Looking for the Church

There are times when the public conduct of Christians wearies my heart. My attention can easily be distracted by the conduct of those who seem to have an overdeveloped sense of self-importance. Who feel the debate of the moment and their personal opinions of it are the center of the Christian universe. The outright ugliness and crudeness of the conversations draw my gaze aside from what really matters.

Then I’m brought back to the reality of a young Christian leader and his two daughters bereft of a mother unexpectedly. A loving family grieving the loss of their matriarch. An unbeliever who, despite hearing the Gospel many times, passes into eternity an unbeliever still. A mother heavily burdened by the spiritual waywardness of her adult son. A pastor saddened over a family wandering from God.

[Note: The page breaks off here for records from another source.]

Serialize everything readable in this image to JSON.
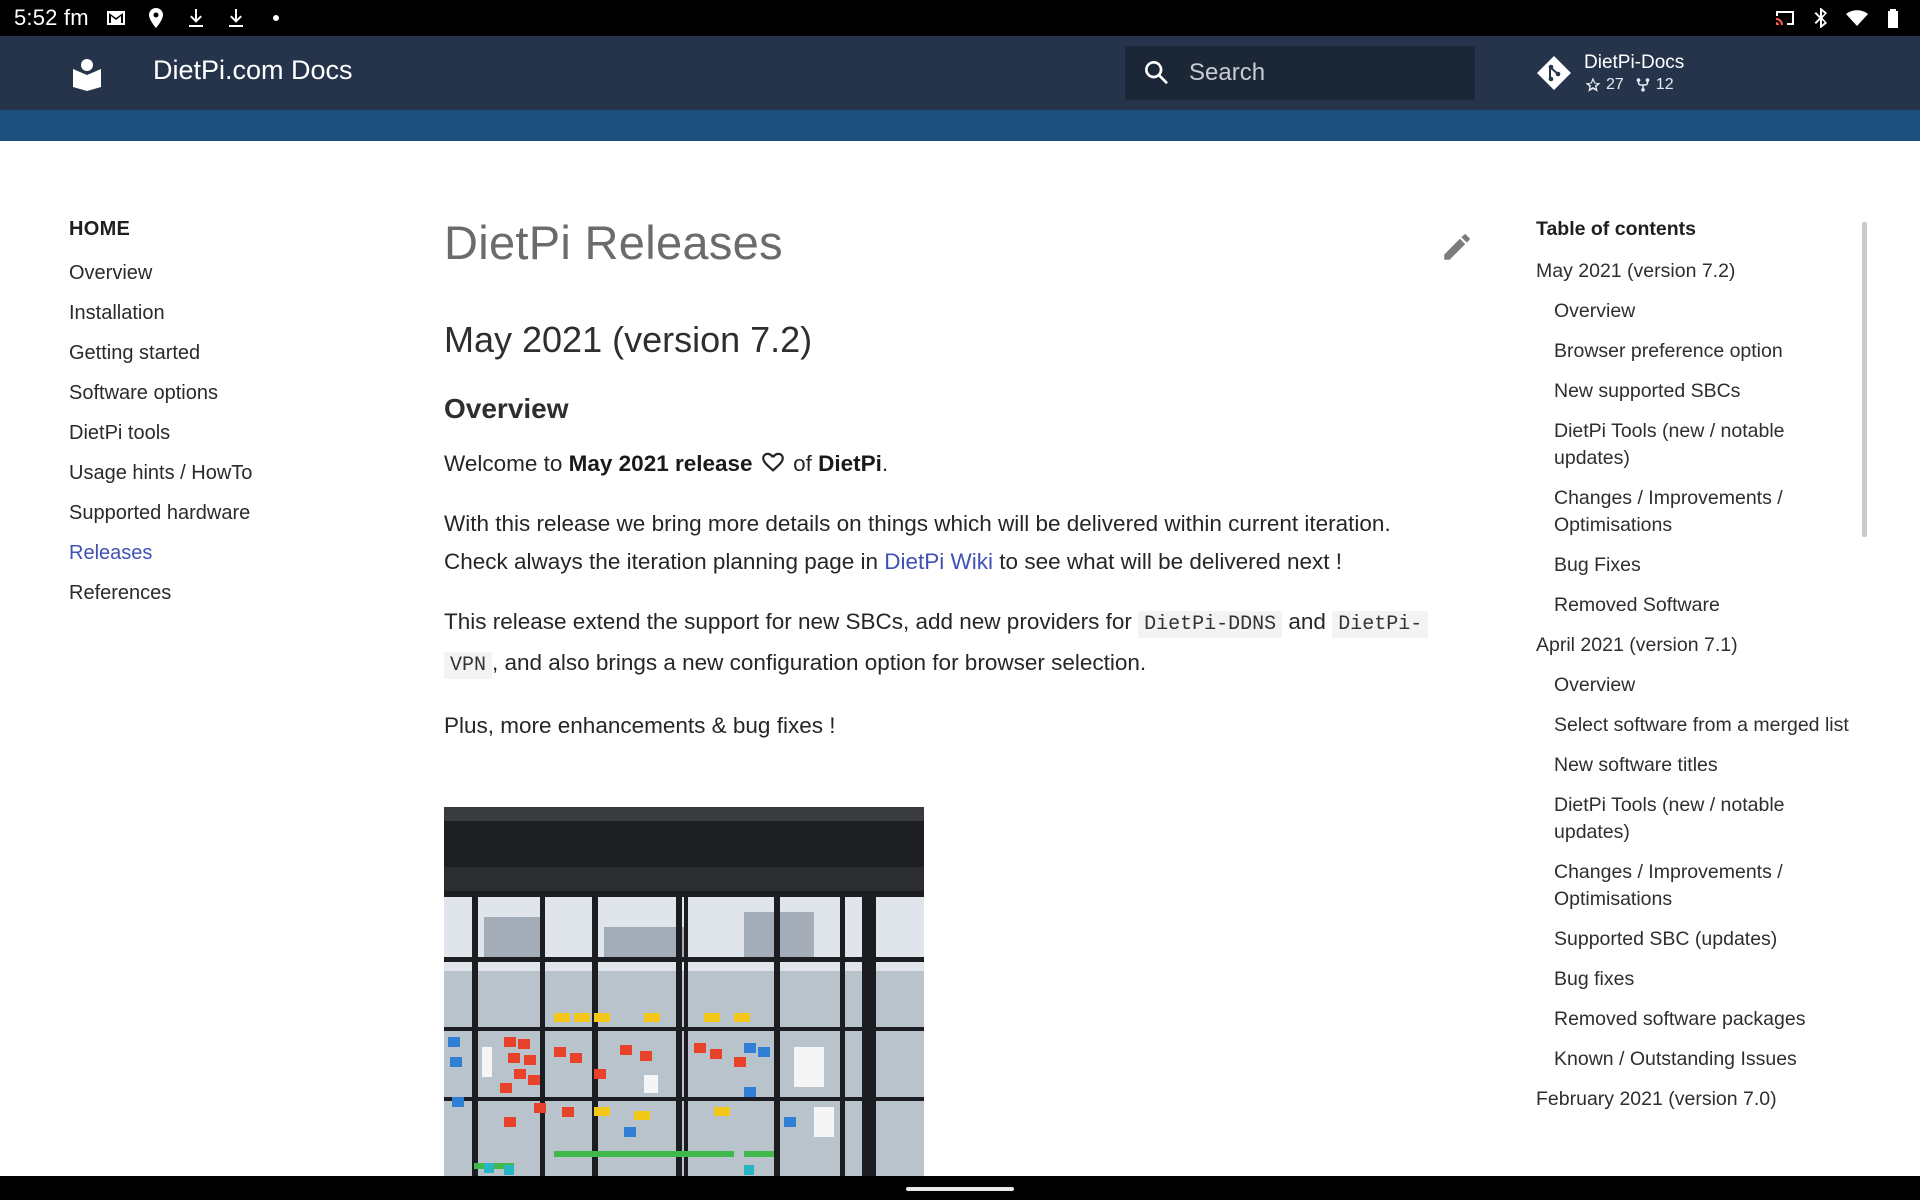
{
  "status_bar": {
    "time": "5:52 fm",
    "left_icons": [
      "gmail-icon",
      "location-icon",
      "download-icon",
      "download-icon",
      "dot-icon"
    ],
    "right_icons": [
      "cast-icon",
      "bluetooth-icon",
      "wifi-icon",
      "battery-icon"
    ]
  },
  "header": {
    "site_title": "DietPi.com Docs",
    "search_placeholder": "Search",
    "repo": {
      "name": "DietPi-Docs",
      "stars": "27",
      "forks": "12"
    },
    "colors": {
      "header_bg": "#25344a",
      "tabs_bg": "#1c4f7e"
    }
  },
  "left_nav": {
    "home": "HOME",
    "items": [
      {
        "label": "Overview",
        "active": false
      },
      {
        "label": "Installation",
        "active": false
      },
      {
        "label": "Getting started",
        "active": false
      },
      {
        "label": "Software options",
        "active": false
      },
      {
        "label": "DietPi tools",
        "active": false
      },
      {
        "label": "Usage hints / HowTo",
        "active": false
      },
      {
        "label": "Supported hardware",
        "active": false
      },
      {
        "label": "Releases",
        "active": true
      },
      {
        "label": "References",
        "active": false
      }
    ],
    "active_color": "#3f51b5"
  },
  "content": {
    "page_title": "DietPi Releases",
    "h2": "May 2021 (version 7.2)",
    "h3": "Overview",
    "p1": {
      "prefix": "Welcome to ",
      "bold1": "May 2021 release",
      "middle": " of ",
      "bold2": "DietPi",
      "suffix": "."
    },
    "p2": {
      "line1": "With this release we bring more details on things which will be delivered within current iteration.",
      "pre_link": "Check always the iteration planning page in ",
      "link": "DietPi Wiki",
      "post_link": " to see what will be delivered next !"
    },
    "p3": {
      "prefix": "This release extend the support for new SBCs, add new providers for ",
      "code1": "DietPi-DDNS",
      "middle": " and ",
      "code2a": "DietPi-",
      "code2b": "VPN",
      "suffix": ", and also brings a new configuration option for browser selection."
    },
    "p4": "Plus, more enhancements & bug fixes !"
  },
  "toc": {
    "title": "Table of contents",
    "items": [
      {
        "label": "May 2021 (version 7.2)",
        "level": 1
      },
      {
        "label": "Overview",
        "level": 2
      },
      {
        "label": "Browser preference option",
        "level": 2
      },
      {
        "label": "New supported SBCs",
        "level": 2
      },
      {
        "label": "DietPi Tools (new / notable updates)",
        "level": 2
      },
      {
        "label": "Changes / Improvements / Optimisations",
        "level": 2
      },
      {
        "label": "Bug Fixes",
        "level": 2
      },
      {
        "label": "Removed Software",
        "level": 2
      },
      {
        "label": "April 2021 (version 7.1)",
        "level": 1
      },
      {
        "label": "Overview",
        "level": 2
      },
      {
        "label": "Select software from a merged list",
        "level": 2
      },
      {
        "label": "New software titles",
        "level": 2
      },
      {
        "label": "DietPi Tools (new / notable updates)",
        "level": 2
      },
      {
        "label": "Changes / Improvements / Optimisations",
        "level": 2
      },
      {
        "label": "Supported SBC (updates)",
        "level": 2
      },
      {
        "label": "Bug fixes",
        "level": 2
      },
      {
        "label": "Removed software packages",
        "level": 2
      },
      {
        "label": "Known / Outstanding Issues",
        "level": 2
      },
      {
        "label": "February 2021 (version 7.0)",
        "level": 1
      }
    ]
  }
}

These are things that truly matter in this world. Not the talking heads, seminary professors, podcast hosts, and self-professed experts pontificating endlessly, spewing their hot takes for their babbling, fawning sycophants.

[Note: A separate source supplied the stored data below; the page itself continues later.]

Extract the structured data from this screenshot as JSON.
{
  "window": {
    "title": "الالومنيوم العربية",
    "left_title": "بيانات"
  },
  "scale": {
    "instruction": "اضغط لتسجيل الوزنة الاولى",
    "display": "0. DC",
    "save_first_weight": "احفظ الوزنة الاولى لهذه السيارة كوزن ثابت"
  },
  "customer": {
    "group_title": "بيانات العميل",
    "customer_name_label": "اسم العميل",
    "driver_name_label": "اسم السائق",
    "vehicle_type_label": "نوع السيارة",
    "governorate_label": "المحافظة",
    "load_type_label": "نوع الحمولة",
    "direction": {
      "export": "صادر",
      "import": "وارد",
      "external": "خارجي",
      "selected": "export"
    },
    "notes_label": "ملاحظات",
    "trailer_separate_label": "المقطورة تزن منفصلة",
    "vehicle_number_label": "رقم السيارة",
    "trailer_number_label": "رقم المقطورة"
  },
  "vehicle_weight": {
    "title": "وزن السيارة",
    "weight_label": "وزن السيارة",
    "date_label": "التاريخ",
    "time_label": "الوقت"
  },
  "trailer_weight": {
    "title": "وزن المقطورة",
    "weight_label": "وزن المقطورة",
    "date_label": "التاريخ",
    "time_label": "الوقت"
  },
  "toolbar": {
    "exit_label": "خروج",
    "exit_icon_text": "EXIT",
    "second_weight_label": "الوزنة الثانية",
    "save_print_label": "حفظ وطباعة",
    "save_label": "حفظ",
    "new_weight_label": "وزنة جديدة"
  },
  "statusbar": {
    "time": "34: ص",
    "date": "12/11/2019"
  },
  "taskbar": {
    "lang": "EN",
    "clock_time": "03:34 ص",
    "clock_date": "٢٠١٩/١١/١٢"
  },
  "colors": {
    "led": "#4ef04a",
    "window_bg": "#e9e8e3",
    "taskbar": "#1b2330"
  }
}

So, don’t look for Christ’s Bride in the silly, vulgar, asinine discourse between Christian leaders on Twitter. Don’t look for it in the truth-denying progressive or the grace-denying legalist. Don’t look for it in the shallowness of pop Christianity.

Look for it in a meal served to a grieving family. See it in a group of Godly men gathered to pray over a struggling brother. In students ministering to the spiritual and physical needs of the poor and marginalized. In a prayer prayed for a suffering family. See it in the passion of a church kneeling at an altar crying out for revival.

Christ can be found at the bedside of the sick and dying, walking close to the meek and lowly of heart, and carrying the weak and lonely. And where He is, we should be.

Christ, His love, and His church are manifested best, not in the places most visible, but in those least accessible.